Saturday, August 22, 2009

Essentials of Good Monetary System

Various monetary systems or standards have been adopted in practice from time to time. Broadly speaking a good monetary system must fulfil the following conditions.
(i) It must maintain a reasonable stability of prices in the country. This means that its internal value (or purchasing power in terms of goods and services in the country concerned) must not fluctuate too violently. This involves regulation of amount of money in circulation to suit the requirements of trade and industry in the country.
(ii) A good monetary system must maintain stability of the external value of the currency. This means that its purchasing power over goods and services in foreign countries, thought its command over a definite amount of foreign currency, should remain constant. This is the problem of foreign exchange.
(iii) The monetary system must be economical. A costly medium of exchange is a nation waste. It is unnecessary that is why all countries use mostly paper money.
(iv) The currency must be elastic and automatic so that it expands or contracts in response to the requirements of trade and industry.

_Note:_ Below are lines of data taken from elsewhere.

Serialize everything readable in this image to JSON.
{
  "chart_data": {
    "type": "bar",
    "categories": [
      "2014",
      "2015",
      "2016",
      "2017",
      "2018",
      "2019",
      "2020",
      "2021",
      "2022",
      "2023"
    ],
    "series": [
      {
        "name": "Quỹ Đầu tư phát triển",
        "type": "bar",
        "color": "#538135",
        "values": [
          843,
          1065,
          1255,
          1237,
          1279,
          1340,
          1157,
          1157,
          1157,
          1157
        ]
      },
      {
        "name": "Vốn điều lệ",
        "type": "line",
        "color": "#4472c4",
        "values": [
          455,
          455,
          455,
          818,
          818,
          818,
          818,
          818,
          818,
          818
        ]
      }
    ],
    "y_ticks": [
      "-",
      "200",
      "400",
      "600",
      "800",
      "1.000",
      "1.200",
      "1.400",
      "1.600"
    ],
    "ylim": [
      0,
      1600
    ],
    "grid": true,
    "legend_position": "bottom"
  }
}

(v) The monetary system must be simple so that an average man can understand it. A complicated system can not inspire public confidence.
In modern times metallic money is supplemented or replaced by paper money altogether. Paper money has been very useful. It economises the use of precious metals. It is convenient to carry and easy to store. Its value can be kept stable by properly controlling its issue. It is of great fiscal advantage to the government. A government can tide over a period of difficulty by the issue of paper money.
In early times when notes were introduced, they were backed by an exactly equal amount in gold or silver exchanged for coins whenever needed and did nothing more than represent coins. They were called representative paper money. American gold certificates (Green backs) were of this type. This practice was very expensive and is no more current now.
Paper money is not wholly backed by specie (i.e. precious metal) now. Only proportional reserves are maintained and a good deal of paper money rests on people’s confidence in the world of the issuing authority, be it Government or the Central Bank of the country.
Paper money can be convertible or inconvertible. If the issuing authority promises to convert notes into standard money on demand, it is called convertible paper money. But something after an over issue of paper money in an emergency like war, the authority feels unable to convert its notes into coins. Then it breaks its promise of converting notes into standard money and there by makes the money inconvertible or fiat money (money by order). When the link with metal is broken there is tendency to over issue paper money. Its value then depreciates. Prices shoot up, which results in suffering for people with fixed incomes.
Essentials of good monetary system found in Paper currency standard are mentioned below.
Practically paper money costs nothing to the Government currency notes, therefore are the cheapest media of exchange. If a country uses paper money, it need not spend anything on the purchase of gold or silver for minting coins. The loss which a country suffers from the wear and tear of metallic money is also avoided.
The paper money is most convenient form of money. A large amount can be carried conveniently in the pocket without any body knowing it.
Fiscal advantages of the paper currency to the Government are undoubtedly very great especially in the times of national emergencies like a war. A modern war cannot be prosecuted by taxes or loans alone. All governments have to resort to printing press.
The paper standard is highly useful monetary system because it possesses great elasticity. The monetary authority can easily adjust the money supply in accordance with the requirements of the economy. The supply of money can be increased by printing more notes in times of financial emergency, war and for economic development. It can also be reduced when situation demand so.
As a corollary to above, the paper standard ensures the price stability. The monetary authority can stabilise the price level by maintaining equilibrium between demand and supply of money by an appropriate monetary policy.
The paper standard is free from the effect of business cycles arising in other countries.
The gold standard had a deflationary bias, whereby the resources of the country remained utilised. Whenever there was gold in outflow, the prices fell and resources became unemployed. But this is not the case under the paper standard in which the necessary authority can manipulate the monetary policy in order to ensure full utilization the country’s resources.
One of the advantages of the paper currency standard is that it immediately restores equilibrium in the exchange rate of a country, whenever disequilibrium occurs in the demand and supply of its currency in the foreign exchange market.
Paper notes of one type and denomination can be easily replaced by printing notes of different types of the same denomination.